Golf event drives $150,000 boost for ICRG research

Monday, June 3, 2024 8:14 PM
Photo:  AGEM Golf Classic
  • United States
  • Nevada
  • Mark Gruetze, CDC Gaming

With impressive drives, tough putts, and maybe some shanks and slices of outrageous fortune, golfers at a Las Vegas event raised more than $150,000 to fund research into problem gambling.

The money from the 25th annual Golf Classic sponsored by the American Gaming Association and the Association of Gaming Equipment Manufacturers will go to the International Center for Responsible Gaming, with the event’s cumulative contribution approaching $2.8 million.

“Responsible gaming is vital to every operator, regulator, and supplier worldwide,” said Dave Kubajak, senior vice president of sales, marketing, and operations at JCM Global, which has been the tournament’s presenting sponsor every year. “We support what the ICRG has done and continues to do to research cause and treatment.”

ICRG president Art Paikowsky said the exact amount raised by the May 8 event wasn’t yet tallied, but it should be $150,000 to $200,000. In the classic’s first years, the annual total was closer to $10,000.

The center has become a global leader in funding scientific research on problem gambling, with links to 2,000 experts around the world. Paikowsky said the U.S. government doesn’t fund such studies. Some states spend a portion of their gambling-tax revenue on RG messaging, but none has contributed to ICRG, he added.

Learning about causes and treatments of problem gambling is far different from being against gambling in general. “There’s been gambling on this planet for thousands of years, so it’s not going away,” Paikowsky said. “What we can do is understand it better, then give the industry tools to keep people safe.”

The sold-out Golf Classic featured a record 28 sponsors and 116 golfers playing at MGM Resorts’s Shadow Creek Golf Course. Participants represented online and sports betting, as well as traditional casinos. Additional events included a charity raffle and a silent auction featuring autographed sports memorabilia and various Las Vegas experiences. “Players could also buy mulligans, not that anyone needed them,” Kubajak said.

Money raised by the classic goes to ICRG’s unrestricted research fund, allowing it to be used for any study approved by the group’s independent Scientific Advisory Board and peer-review panels. Most studies take two to three years. In some cases, a donor chooses to fund a study already approved by the board – $180,000 for a two-year study, $450,000 for a three-year.

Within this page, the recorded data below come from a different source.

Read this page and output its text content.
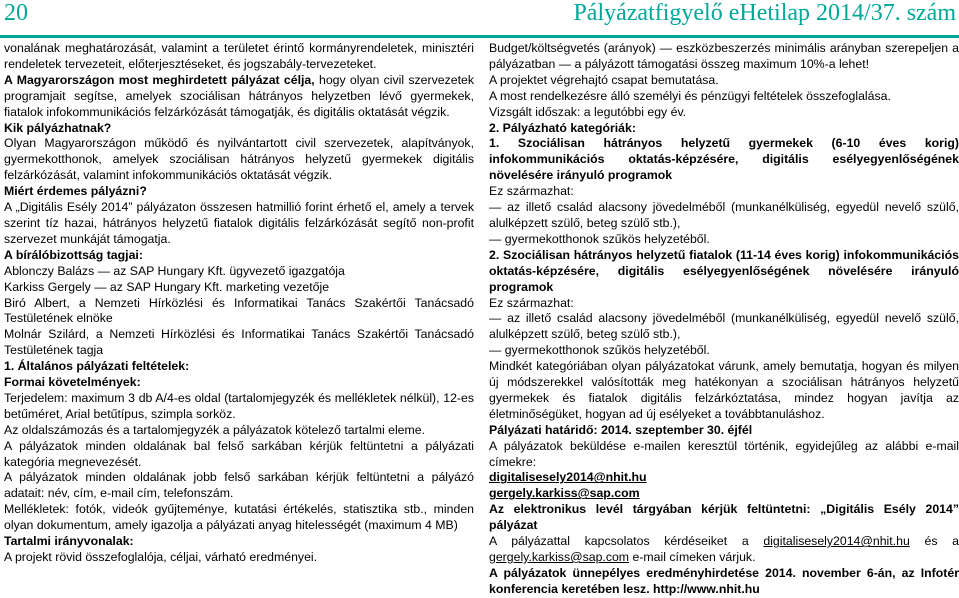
20	Pályázatfigyelő eHetilap 2014/37. szám

vonalának meghatározását, valamint a területet érintő kormányrendeletek, minisztéri rendeletek tervezeteit, előterjesztéseket, és jogszabály-tervezeteket.

A Magyarországon most meghirdetett pályázat célja, hogy olyan civil szervezetek programjait segítse, amelyek szociálisan hátrányos helyzetben lévő gyermekek, fiatalok infokommunikációs felzárkózását támogatják, és digitális oktatását végzik.

Kik pályázhatnak?

Olyan Magyarországon működő és nyilvántartott civil szervezetek, alapítványok, gyermekotthonok, amelyek szociálisan hátrányos helyzetű gyermekek digitális felzárkózását, valamint infokommunikációs oktatását végzik.

Miért érdemes pályázni?

A „Digitális Esély 2014” pályázaton összesen hatmillió forint érhető el, amely a tervek szerint tíz hazai, hátrányos helyzetű fiatalok digitális felzárkózását segítő non-profit szervezet munkáját támogatja.

A bírálóbizottság tagjai:

Ablonczy Balázs — az SAP Hungary Kft. ügyvezető igazgatója

Karkiss Gergely — az SAP Hungary Kft. marketing vezetője

Biró Albert, a Nemzeti Hírközlési és Informatikai Tanács Szakértői Tanácsadó Testületének elnöke

Molnár Szilárd, a Nemzeti Hírközlési és Informatikai Tanács Szakértői Tanácsadó Testületének tagja

1. Általános pályázati feltételek:

Formai követelmények:

Terjedelem: maximum 3 db A/4-es oldal (tartalomjegyzék és mellékletek nélkül), 12-es betűméret, Arial betűtípus, szimpla sorköz.

Az oldalszámozás és a tartalomjegyzék a pályázatok kötelező tartalmi eleme.

A pályázatok minden oldalának bal felső sarkában kérjük feltüntetni a pályázati kategória megnevezését.

A pályázatok minden oldalának jobb felső sarkában kérjük feltüntetni a pályázó adatait: név, cím, e-mail cím, telefonszám.

Mellékletek: fotók, videók gyűjteménye, kutatási értékelés, statisztika stb., minden olyan dokumentum, amely igazolja a pályázati anyag hitelességét (maximum 4 MB)

Tartalmi irányvonalak:

A projekt rövid összefoglalója, céljai, várható eredményei.

Budget/költségvetés (arányok) — eszközbeszerzés minimális arányban szerepeljen a pályázatban — a pályázott támogatási összeg maximum 10%-a lehet!

A projektet végrehajtó csapat bemutatása.

A most rendelkezésre álló személyi és pénzügyi feltételek összefoglalása.

Vizsgált időszak: a legutóbbi egy év.

2. Pályázható kategóriák:

1. Szociálisan hátrányos helyzetű gyermekek (6-10 éves korig) infokommunikációs oktatás-képzésére, digitális esélyegyenlőségének növelésére irányuló programok

Ez származhat:

— az illető család alacsony jövedelméből (munkanélküliség, egyedül nevelő szülő, alulképzett szülő, beteg szülő stb.),

— gyermekotthonok szűkös helyzetéből.

2. Szociálisan hátrányos helyzetű fiatalok (11-14 éves korig) infokommunikációs oktatás-képzésére, digitális esélyegyenlőségének növelésére irányuló programok

Ez származhat:

— az illető család alacsony jövedelméből (munkanélküliség, egyedül nevelő szülő, alulképzett szülő, beteg szülő stb.),

— gyermekotthonok szűkös helyzetéből.

Mindkét kategóriában olyan pályázatokat várunk, amely bemutatja, hogyan és milyen új módszerekkel valósították meg hatékonyan a szociálisan hátrányos helyzetű gyermekek és fiatalok digitális felzárkóztatása, mindez hogyan javítja az életminőségüket, hogyan ad új esélyeket a továbbtanuláshoz.

Pályázati határidő: 2014. szeptember 30. éjfél

A pályázatok beküldése e-mailen keresztül történik, egyidejűleg az alábbi e-mail címekre:

digitalisesely2014@nhit.hu

gergely.karkiss@sap.com

Az elektronikus levél tárgyában kérjük feltüntetni: „Digitális Esély 2014” pályázat

A pályázattal kapcsolatos kérdéseiket a digitalisesely2014@nhit.hu és a gergely.karkiss@sap.com e-mail címeken várjuk.

A pályázatok ünnepélyes eredményhirdetése 2014. november 6-án, az Infotér konferencia keretében lesz. http://www.nhit.hu
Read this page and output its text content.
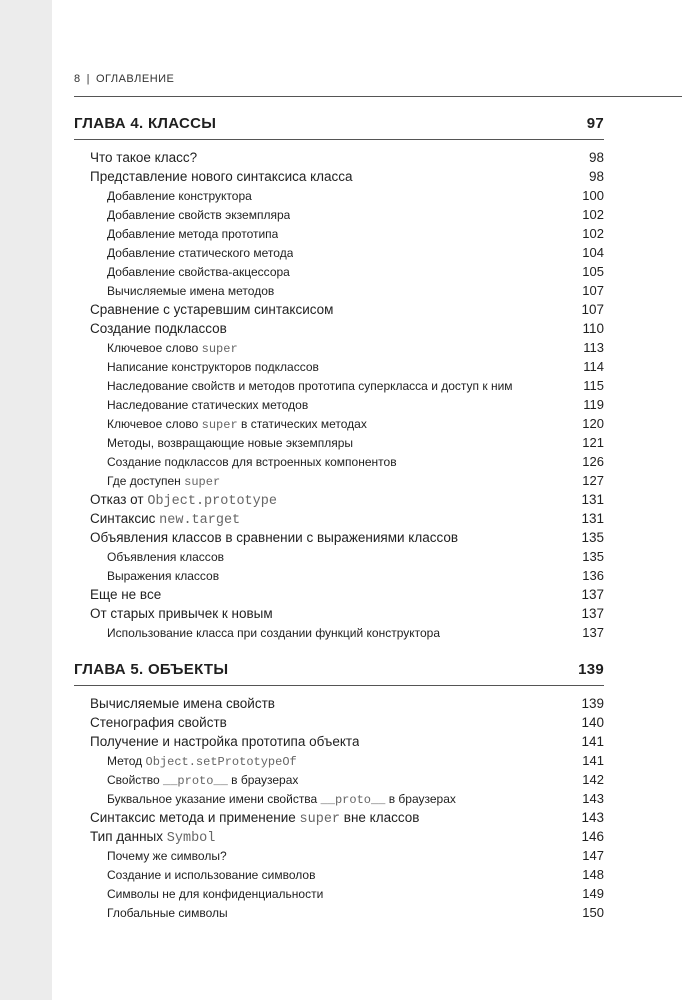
8 | ОГЛАВЛЕНИЕ
ГЛАВА 4. КЛАССЫ	97
Что такое класс?	98
Представление нового синтаксиса класса	98
Добавление конструктора	100
Добавление свойств экземпляра	102
Добавление метода прототипа	102
Добавление статического метода	104
Добавление свойства-акцессора	105
Вычисляемые имена методов	107
Сравнение с устаревшим синтаксисом	107
Создание подклассов	110
Ключевое слово super	113
Написание конструкторов подклассов	114
Наследование свойств и методов прототипа суперкласса и доступ к ним	115
Наследование статических методов	119
Ключевое слово super в статических методах	120
Методы, возвращающие новые экземпляры	121
Создание подклассов для встроенных компонентов	126
Где доступен super	127
Отказ от Object.prototype	131
Синтаксис new.target	131
Объявления классов в сравнении с выражениями классов	135
Объявления классов	135
Выражения классов	136
Еще не все	137
От старых привычек к новым	137
Использование класса при создании функций конструктора	137
ГЛАВА 5. ОБЪЕКТЫ	139
Вычисляемые имена свойств	139
Стенография свойств	140
Получение и настройка прототипа объекта	141
Метод Object.setPrototypeOf	141
Свойство __proto__ в браузерах	142
Буквальное указание имени свойства __proto__ в браузерах	143
Синтаксис метода и применение super вне классов	143
Тип данных Symbol	146
Почему же символы?	147
Создание и использование символов	148
Символы не для конфиденциальности	149
Глобальные символы	150
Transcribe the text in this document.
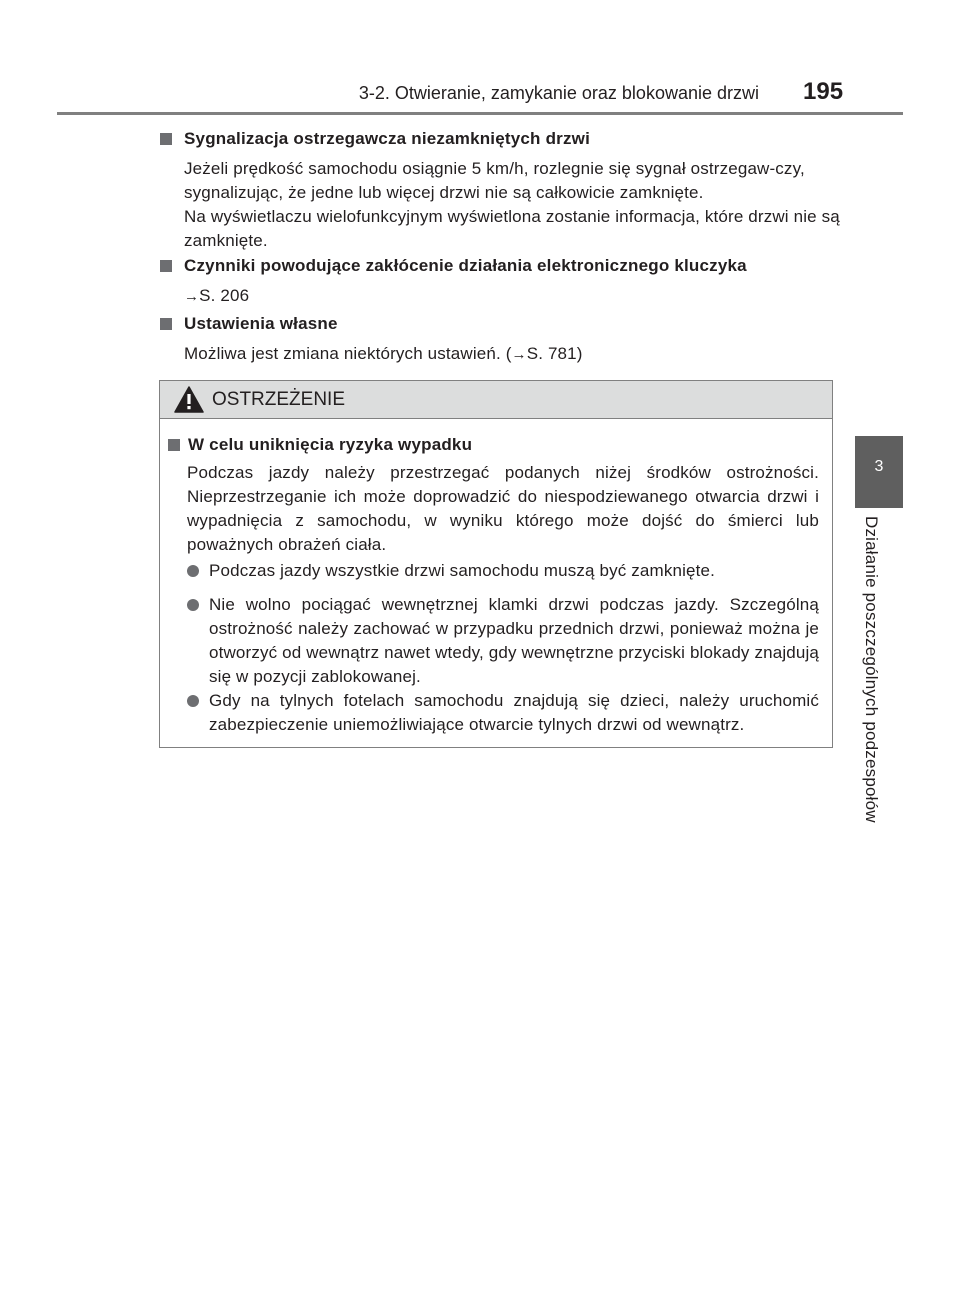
3-2. Otwieranie, zamykanie oraz blokowanie drzwi 195
3
Działanie poszczególnych podzespołów
Sygnalizacja ostrzegawcza niezamkniętych drzwi
Jeżeli prędkość samochodu osiągnie 5 km/h, rozlegnie się sygnał ostrzegaw-czy, sygnalizując, że jedne lub więcej drzwi nie są całkowicie zamknięte.
Na wyświetlaczu wielofunkcyjnym wyświetlona zostanie informacja, które drzwi nie są zamknięte.
Czynniki powodujące zakłócenie działania elektronicznego kluczyka
→S. 206
Ustawienia własne
Możliwa jest zmiana niektórych ustawień. (→S. 781)
OSTRZEŻENIE
W celu uniknięcia ryzyka wypadku
Podczas jazdy należy przestrzegać podanych niżej środków ostrożności. Nieprzestrzeganie ich może doprowadzić do niespodziewanego otwarcia drzwi i wypadnięcia z samochodu, w wyniku którego może dojść do śmierci lub poważnych obrażeń ciała.
Podczas jazdy wszystkie drzwi samochodu muszą być zamknięte.
Nie wolno pociągać wewnętrznej klamki drzwi podczas jazdy. Szczególną ostrożność należy zachować w przypadku przednich drzwi, ponieważ można je otworzyć od wewnątrz nawet wtedy, gdy wewnętrzne przyciski blokady znajdują się w pozycji zablokowanej.
Gdy na tylnych fotelach samochodu znajdują się dzieci, należy uruchomić zabezpieczenie uniemożliwiające otwarcie tylnych drzwi od wewnątrz.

“The work product is not how much money we raise, (but) how many studies we have ongoing,” Paikowsky said. A record 30 projects are underway, with four of them examining gambling among young adults, which the center sees as an emerging issue.

A three-year study that will wrap up soon focuses on whether advertising increases problem gambling among sports bettors. Paikowsky said results will be published this year in the Journal of the American Medical Association.

Another study is examining the effectiveness of messages encouraging people to call a hotline if they think they have a gambling problem. “Maybe the messages should say something else,” Paikowsky said. “People who have a gambling problem don’t want to be made to feel guilty for it. How do we engage people in such a way that we don’t judge them?”

While most of the center’s money comes from gaming-industry contributions, the ICRG process ensures that fact doesn’t influence which research projects get funded or how the findings are reported. An independent Scientific Advisory Board determines funding priorities and grant applicants’ project proposals go before independent peer- review panels. ICRG policy stipulates that the Scientific Advisory Board is solely responsible for deciding which research proposals get funded.

“Integrity is everything,” Paikowsky said. “People are just waiting to say your data is corrupted, especially if the data actually demonstrates that something may not be as harmful as people thought. The research we do is bulletproof.” Results of ICRG studies have been published in more than 500 academic journals.

The center, founded in 1996, began because of the lack of scientific research on problem gambling, which led to unsubstantiated and inaccurate information being presented to regulators, lawmakers, and the media.

Paikowsky said studies have shown that about 2 percent of people have a diagnosable gambling disorder, while another 3 percent to 5 percent meet the criteria for problem gambling. The number of people affected might be increasing because of the growing number with access to legal gambling, including online, but that doesn’t necessarily mean the percentage is higher.

That’s one issue being considered in one of the studies about young adults, say, 18 to 26. “If we see larger percentages of younger people having a gambling problem, that’s a societal risk,” Paikowsky said. “We want to keep a close eye out on that.”

Mark Gruetze is a veteran journalist from suburban Pittsburgh who covers casino gaming issues and personalities.